This show from Breach Theatre looks at the story of a woman who talked to dolphins
People are weird. In 1963 NASA set up a research laboratory, headed up by a scientist called John Lilly, with the aim of teaching dolphins to talk English through their blow holes. Along the way they injected the dolphins with LSD, made a water-tight office and put a young researcher inside it. There she lived for three months with a dolphin called Peter.
It’s an extraordinary story and one that is taken up by Breach Theatre, the company behind 2015 Fringe hit The Beanfield. Here they take a slightly tongue-in-cheek approach to the tale, introducing us to the backstory of a woman called Margaret, who one day made her way to NASA’s laboratory on the island of St Thomas to help with the Cetacea. The only information the company have about her work with Peter are the verbatim tapes of some of the experiments. The company fill in the gaps, but nothing is simple: several different versions of the story are offered up. In one moment Margaret is meek, cute and obsessed with dolphins, in another she is a strong, pioneering woman.

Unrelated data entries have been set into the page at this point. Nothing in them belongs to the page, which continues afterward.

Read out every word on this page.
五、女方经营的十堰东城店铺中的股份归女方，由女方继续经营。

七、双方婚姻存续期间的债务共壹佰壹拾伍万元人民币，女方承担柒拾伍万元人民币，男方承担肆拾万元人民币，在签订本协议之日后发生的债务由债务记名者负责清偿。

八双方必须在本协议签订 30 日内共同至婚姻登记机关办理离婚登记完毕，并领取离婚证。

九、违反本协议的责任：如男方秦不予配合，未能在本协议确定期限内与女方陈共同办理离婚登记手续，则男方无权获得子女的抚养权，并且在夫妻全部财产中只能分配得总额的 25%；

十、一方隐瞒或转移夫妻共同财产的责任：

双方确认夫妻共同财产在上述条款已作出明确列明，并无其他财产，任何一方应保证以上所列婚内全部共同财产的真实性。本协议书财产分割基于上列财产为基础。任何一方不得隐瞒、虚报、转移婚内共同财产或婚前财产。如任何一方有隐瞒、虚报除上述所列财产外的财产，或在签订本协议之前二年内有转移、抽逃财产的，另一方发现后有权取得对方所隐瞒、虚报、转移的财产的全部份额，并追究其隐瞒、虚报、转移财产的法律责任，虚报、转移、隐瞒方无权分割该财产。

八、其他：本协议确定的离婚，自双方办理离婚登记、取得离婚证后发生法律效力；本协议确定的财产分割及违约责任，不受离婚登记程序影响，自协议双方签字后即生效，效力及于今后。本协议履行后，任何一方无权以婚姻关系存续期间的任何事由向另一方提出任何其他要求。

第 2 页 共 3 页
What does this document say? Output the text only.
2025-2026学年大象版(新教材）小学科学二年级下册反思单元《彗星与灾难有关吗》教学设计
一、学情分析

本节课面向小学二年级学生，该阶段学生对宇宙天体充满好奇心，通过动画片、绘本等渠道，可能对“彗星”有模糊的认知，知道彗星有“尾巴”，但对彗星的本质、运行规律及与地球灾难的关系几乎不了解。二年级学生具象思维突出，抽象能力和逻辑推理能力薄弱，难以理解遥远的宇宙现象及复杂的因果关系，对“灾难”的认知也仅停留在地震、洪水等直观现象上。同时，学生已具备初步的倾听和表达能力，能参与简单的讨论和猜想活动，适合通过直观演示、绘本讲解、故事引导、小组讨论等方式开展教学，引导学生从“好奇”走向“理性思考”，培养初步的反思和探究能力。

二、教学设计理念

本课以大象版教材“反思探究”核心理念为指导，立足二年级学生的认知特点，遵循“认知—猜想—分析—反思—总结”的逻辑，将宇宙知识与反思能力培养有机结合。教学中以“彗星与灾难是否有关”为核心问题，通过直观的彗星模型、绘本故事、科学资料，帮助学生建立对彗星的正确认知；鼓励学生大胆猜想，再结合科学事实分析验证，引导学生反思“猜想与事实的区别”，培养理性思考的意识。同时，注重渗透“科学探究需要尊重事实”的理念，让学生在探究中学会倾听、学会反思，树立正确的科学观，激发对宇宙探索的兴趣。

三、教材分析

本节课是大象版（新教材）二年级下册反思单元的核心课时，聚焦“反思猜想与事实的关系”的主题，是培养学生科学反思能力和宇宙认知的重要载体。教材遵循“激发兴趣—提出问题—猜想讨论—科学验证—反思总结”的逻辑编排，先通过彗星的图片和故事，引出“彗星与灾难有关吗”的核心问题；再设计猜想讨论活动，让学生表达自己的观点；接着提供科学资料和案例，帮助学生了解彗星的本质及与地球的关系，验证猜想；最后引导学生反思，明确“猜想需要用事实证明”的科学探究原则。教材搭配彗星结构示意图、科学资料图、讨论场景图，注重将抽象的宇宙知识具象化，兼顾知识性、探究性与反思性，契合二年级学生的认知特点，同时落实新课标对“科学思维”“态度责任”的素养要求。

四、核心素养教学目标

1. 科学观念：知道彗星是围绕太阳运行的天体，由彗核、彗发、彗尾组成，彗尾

On a table it the centre of the stage are two microphones. Into these are spoken the verbatim transcriptions – Margaret’s cooing, cajoling, encouraging voice gets increasingly exasperated, while Peter’s clicking and calling is pretty much constant dolphin gobbledygook. During the time in the water-tight office, both human and dolphin become aggressive, depressed and angry. As we watch them, things are thrown about the stage, clothes are stripped off and human and dolphin end up in a frantic, unhappy desperate dance.
It’s funny and bizarre and then very tragic. An experiment that was supposed to connect person to beast, becomes a disturbing demonstration of the human need to dominate and control. Tank shows us human nature at its most inhuman: it’s the dolphin that really comes off badly here. This is all happening at the height of Cold War paranoia when America and Russia were battling it out to score points off each other. Though there’s care in Margaret’s intentions, the experiment is driven by NASA’s desperation to be the first to crack the dolphin code. Tank is a chilling, unsettling look at what happens when we strive for progress at all costs.
Tank runs at Pleasance Dome at 10.30am until 20 August.